The POI (red marker) is surrounded by many addresses with the same ZIP Code. This provides additional confidence that the assignment is reasonable and relatively accurate.

Conclusion

ZCTAs <> ZIP Codes! They are not one-to-one. Some ZIP Codes don’t have ZCTA equivalents. ZCTAs are statistical areas and do not map exactly to USPS ZIP Codes.
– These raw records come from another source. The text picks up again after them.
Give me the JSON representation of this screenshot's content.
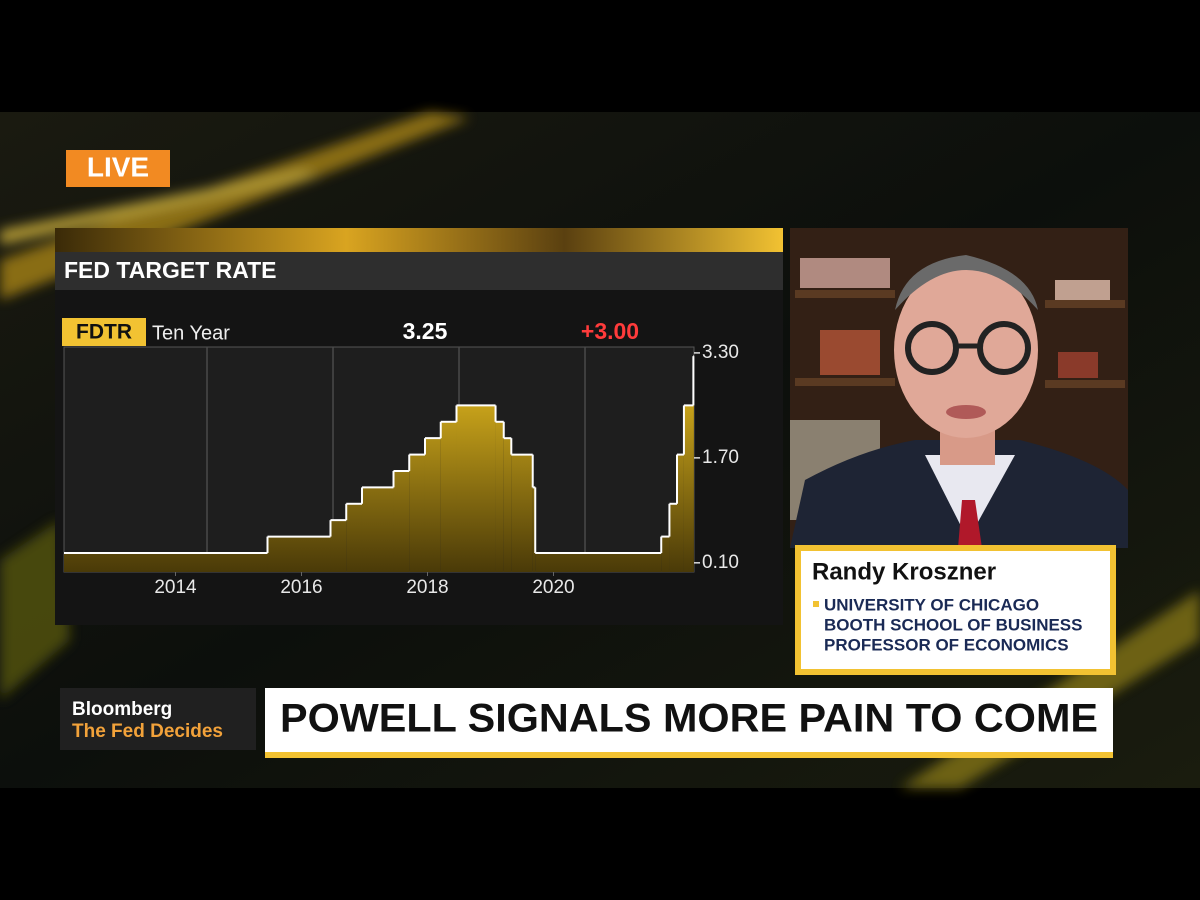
{
  "live_badge": "LIVE",
  "chart_data": {
    "type": "line",
    "step": true,
    "title": "FED TARGET RATE",
    "ticker": "FDTR",
    "period": "Ten Year",
    "last_value_label": "3.25",
    "change_label": "+3.00",
    "x": [
      2012.73,
      2015.96,
      2016.96,
      2017.21,
      2017.46,
      2017.96,
      2018.21,
      2018.46,
      2018.71,
      2018.96,
      2019.58,
      2019.71,
      2019.83,
      2020.17,
      2020.21,
      2022.21,
      2022.34,
      2022.46,
      2022.57,
      2022.72
    ],
    "values": [
      0.25,
      0.5,
      0.75,
      1.0,
      1.25,
      1.5,
      1.75,
      2.0,
      2.25,
      2.5,
      2.25,
      2.0,
      1.75,
      1.25,
      0.25,
      0.5,
      1.0,
      1.75,
      2.5,
      3.25
    ],
    "color": "#ffffff",
    "fill_color": "#e0b21c",
    "xlim": [
      2012.73,
      2022.73
    ],
    "xticks": [
      {
        "value": 2014.5,
        "label": "2014"
      },
      {
        "value": 2016.5,
        "label": "2016"
      },
      {
        "value": 2018.5,
        "label": "2018"
      },
      {
        "value": 2020.5,
        "label": "2020"
      }
    ],
    "xgrid": [
      2015,
      2017,
      2019,
      2021
    ],
    "ylim": [
      -0.04,
      3.39
    ],
    "yticks": [
      {
        "value": 0.1,
        "label": "0.10"
      },
      {
        "value": 1.7,
        "label": "1.70"
      },
      {
        "value": 3.3,
        "label": "3.30"
      }
    ],
    "grid": true
  },
  "guest": {
    "name": "Randy Kroszner",
    "lines": [
      "UNIVERSITY OF CHICAGO",
      "BOOTH SCHOOL OF BUSINESS",
      "PROFESSOR OF ECONOMICS"
    ]
  },
  "show": {
    "brand": "Bloomberg",
    "program": "The Fed Decides"
  },
  "headline": "POWELL SIGNALS MORE PAIN TO COME"
}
ZIp Codes represent collections of delivery routes (not enclosed polygons).
ZCTAs are updated only with each decennial census, while USPS updates ZIP Codes constantly.
ZIP Codes that span multiple counties or regions may be misrepresented in ZCTA form.
Even though the OpenAddresses dataset contains over 500 million addresses, coverage is variable, and is generally better in urban/suburban areas than in rural areas. Some large metropolitan areas may be missing address data altogether.
If you’re building something regulatory or production-facing, you should disclose that the USPS does not publish ZIP Code boundaries, and this method uses nearest inferred ZIP Codes from publicly available data.